Guilherme não acredita que o serviço do Uber seja uma concorrência aos taxistas. Ele também acredita que há um desencontro entre as leis e o serviço oferecido pela empresa. "A legislação não é feita para barrar o progresso, mas para apoiá-lo. Acho que é assim que as coisas mudam, mas mudança é algo difícil. É normal que os reguladores tentem encaixar o Uber dentro de uma lei que já existe. O nosso trabalho é educar, explicar o que é o Uber e trabalhar junto com eles para atualizar ou criar uma regulação específica que controle essa tecnologia que já está no mundo inteiro."

Enquanto essa Guerra Fria nos transportes se instaura em São Paulo e Rio de Janeiro, Guilherme pensa na expansão do serviço no Brasil. Belo Horizonte é a mais nova empreitada do Uber que, no país, também encontra dificuldades no meio essencial de comunicação entre seus clientes e seus motoristas. "Nosso maior problema é a rede de celular. E aqui a gente configurou a transação do pedido para ser mais devagar que em outros lugares do mundo", me disse ele.
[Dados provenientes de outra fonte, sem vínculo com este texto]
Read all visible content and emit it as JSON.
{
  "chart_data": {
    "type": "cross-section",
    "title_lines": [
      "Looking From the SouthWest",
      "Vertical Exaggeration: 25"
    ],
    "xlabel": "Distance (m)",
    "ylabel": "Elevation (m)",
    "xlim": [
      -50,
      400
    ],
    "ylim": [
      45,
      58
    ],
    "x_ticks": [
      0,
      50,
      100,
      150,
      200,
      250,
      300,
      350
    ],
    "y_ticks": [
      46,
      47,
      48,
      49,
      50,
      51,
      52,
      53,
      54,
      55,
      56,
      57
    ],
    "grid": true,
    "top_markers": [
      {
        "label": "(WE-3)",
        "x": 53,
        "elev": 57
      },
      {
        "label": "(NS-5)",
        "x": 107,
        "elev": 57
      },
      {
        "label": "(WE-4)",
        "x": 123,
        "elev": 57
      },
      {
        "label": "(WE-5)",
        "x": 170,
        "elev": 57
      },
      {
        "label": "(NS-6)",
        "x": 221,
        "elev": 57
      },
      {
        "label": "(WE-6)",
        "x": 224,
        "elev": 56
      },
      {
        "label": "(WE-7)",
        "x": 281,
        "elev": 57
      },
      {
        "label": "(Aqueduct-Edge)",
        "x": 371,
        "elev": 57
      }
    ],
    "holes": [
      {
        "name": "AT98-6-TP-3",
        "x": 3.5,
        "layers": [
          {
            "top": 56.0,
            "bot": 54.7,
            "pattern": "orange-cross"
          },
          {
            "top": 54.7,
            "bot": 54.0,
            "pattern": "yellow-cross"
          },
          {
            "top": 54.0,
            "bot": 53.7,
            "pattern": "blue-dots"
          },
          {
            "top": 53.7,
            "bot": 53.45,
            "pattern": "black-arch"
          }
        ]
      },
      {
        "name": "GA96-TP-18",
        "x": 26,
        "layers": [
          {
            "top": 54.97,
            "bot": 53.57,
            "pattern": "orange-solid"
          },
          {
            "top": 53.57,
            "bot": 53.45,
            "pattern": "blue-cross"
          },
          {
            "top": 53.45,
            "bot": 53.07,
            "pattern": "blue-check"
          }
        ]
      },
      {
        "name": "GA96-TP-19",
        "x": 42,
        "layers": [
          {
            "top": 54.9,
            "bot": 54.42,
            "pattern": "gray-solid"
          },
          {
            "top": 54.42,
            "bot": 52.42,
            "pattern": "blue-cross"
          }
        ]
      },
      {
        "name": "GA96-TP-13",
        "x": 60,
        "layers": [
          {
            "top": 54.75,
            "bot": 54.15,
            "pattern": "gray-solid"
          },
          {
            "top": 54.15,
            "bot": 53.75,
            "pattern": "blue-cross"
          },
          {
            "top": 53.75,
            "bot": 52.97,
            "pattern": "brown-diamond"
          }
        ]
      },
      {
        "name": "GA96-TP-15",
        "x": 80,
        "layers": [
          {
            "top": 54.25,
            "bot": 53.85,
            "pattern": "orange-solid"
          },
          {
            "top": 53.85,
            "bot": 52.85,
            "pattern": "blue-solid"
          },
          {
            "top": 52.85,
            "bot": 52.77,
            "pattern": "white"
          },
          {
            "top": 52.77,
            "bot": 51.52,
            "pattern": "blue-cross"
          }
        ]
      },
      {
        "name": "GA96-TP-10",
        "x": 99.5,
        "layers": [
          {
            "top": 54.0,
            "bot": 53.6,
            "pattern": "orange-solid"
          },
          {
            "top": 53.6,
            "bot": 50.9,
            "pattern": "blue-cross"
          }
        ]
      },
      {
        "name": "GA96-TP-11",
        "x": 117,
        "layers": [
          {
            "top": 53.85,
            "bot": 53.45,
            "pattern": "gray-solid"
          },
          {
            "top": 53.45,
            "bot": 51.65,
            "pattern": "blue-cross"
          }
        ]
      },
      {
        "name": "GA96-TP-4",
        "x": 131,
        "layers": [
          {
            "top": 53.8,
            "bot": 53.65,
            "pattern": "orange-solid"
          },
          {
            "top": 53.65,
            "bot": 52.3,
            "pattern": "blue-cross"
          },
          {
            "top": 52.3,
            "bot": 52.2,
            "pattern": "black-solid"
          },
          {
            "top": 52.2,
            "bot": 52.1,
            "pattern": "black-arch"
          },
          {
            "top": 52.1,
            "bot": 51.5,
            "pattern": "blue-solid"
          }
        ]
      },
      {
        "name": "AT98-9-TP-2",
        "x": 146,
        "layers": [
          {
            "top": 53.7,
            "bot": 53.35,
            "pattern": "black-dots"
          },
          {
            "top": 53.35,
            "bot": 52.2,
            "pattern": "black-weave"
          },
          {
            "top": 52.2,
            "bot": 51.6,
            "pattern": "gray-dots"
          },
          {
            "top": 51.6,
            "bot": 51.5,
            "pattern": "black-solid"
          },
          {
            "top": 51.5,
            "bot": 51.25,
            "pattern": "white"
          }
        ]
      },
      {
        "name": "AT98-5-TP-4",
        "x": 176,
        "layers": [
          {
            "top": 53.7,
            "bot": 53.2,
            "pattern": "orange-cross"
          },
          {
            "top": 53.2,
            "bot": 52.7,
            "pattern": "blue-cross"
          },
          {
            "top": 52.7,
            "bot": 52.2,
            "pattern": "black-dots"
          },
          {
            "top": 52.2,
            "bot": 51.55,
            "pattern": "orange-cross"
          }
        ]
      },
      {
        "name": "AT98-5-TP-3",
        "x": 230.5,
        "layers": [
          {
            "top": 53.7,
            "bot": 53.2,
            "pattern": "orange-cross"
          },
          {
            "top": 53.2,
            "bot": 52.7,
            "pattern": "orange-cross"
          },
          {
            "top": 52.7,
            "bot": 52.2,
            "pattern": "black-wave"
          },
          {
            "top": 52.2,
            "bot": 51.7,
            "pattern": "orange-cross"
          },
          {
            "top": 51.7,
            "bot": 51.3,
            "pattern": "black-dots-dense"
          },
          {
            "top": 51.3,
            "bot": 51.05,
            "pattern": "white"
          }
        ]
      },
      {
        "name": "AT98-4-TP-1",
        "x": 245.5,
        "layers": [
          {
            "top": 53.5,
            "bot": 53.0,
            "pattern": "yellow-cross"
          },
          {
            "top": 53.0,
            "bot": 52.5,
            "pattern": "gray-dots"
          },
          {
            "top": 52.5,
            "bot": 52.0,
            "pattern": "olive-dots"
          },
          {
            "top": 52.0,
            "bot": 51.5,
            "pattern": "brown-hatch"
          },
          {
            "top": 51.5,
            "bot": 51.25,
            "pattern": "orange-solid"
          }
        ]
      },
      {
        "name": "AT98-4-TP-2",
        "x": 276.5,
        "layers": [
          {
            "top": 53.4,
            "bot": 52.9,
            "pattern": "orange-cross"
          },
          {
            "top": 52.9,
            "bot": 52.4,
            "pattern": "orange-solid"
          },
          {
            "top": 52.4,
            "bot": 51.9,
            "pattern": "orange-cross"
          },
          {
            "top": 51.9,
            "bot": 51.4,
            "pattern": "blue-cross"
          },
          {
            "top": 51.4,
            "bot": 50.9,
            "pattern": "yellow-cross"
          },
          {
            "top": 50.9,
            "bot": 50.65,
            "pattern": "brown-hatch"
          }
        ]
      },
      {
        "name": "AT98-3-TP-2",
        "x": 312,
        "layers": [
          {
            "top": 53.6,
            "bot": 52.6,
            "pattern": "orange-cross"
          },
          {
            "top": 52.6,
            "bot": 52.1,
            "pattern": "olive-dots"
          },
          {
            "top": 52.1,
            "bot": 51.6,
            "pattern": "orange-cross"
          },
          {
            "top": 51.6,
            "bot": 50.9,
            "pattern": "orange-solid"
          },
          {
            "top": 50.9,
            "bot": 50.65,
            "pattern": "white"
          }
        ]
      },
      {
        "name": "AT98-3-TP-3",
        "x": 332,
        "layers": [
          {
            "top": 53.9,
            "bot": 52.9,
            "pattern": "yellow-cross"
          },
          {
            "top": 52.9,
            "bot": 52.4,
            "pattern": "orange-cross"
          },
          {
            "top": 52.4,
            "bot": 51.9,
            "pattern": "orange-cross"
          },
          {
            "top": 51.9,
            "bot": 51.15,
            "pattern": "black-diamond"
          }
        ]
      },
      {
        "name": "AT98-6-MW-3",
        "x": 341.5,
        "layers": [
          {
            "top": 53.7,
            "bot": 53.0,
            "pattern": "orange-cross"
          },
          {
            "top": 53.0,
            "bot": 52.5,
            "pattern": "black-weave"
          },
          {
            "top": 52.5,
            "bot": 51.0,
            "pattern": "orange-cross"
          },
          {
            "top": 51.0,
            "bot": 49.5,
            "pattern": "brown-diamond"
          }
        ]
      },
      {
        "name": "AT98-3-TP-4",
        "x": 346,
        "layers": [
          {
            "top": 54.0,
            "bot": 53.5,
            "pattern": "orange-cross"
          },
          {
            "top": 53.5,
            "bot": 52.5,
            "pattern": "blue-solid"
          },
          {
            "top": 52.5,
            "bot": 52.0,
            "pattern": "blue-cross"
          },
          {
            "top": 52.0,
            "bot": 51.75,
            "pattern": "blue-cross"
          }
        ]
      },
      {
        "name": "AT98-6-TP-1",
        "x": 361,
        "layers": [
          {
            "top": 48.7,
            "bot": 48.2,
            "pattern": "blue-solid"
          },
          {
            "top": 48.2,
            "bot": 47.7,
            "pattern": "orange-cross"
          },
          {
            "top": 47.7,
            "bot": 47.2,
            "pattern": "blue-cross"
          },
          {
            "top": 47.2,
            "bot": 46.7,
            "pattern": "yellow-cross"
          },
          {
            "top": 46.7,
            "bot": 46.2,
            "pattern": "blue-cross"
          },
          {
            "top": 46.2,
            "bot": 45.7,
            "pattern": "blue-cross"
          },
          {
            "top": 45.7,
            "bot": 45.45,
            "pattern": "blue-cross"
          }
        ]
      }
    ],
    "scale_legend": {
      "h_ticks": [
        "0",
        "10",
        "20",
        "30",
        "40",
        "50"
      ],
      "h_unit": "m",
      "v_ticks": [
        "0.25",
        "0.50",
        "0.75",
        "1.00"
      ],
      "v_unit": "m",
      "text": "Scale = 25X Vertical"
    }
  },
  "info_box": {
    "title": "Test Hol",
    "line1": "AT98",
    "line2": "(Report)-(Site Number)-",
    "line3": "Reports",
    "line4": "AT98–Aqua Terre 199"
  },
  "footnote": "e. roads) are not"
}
Nem o sinal, nem a legislação, nem o Donizeti, nem o André: ninguém parece intimidar o Uber. "Não existe nada no Brasil que seja diferente de tudo que a gente já viu", afirmou o diretor paulistano. Atualmente, o Uber está avaliado em US$ 18,2 bilhões, o melhor índice desde o Google em 2001. Não seria de se espantar se eles dobrassem a legislação ou até implantassem um serviço de helicópteros, como ouvi ao conversar com um motorista e como ocorreu no Rio de Janeiro no dia 12 de julho. Guilherme joga alto. "Meu objetivo é mudar a mobilidade. É uma tarefa difícil, mas é viável."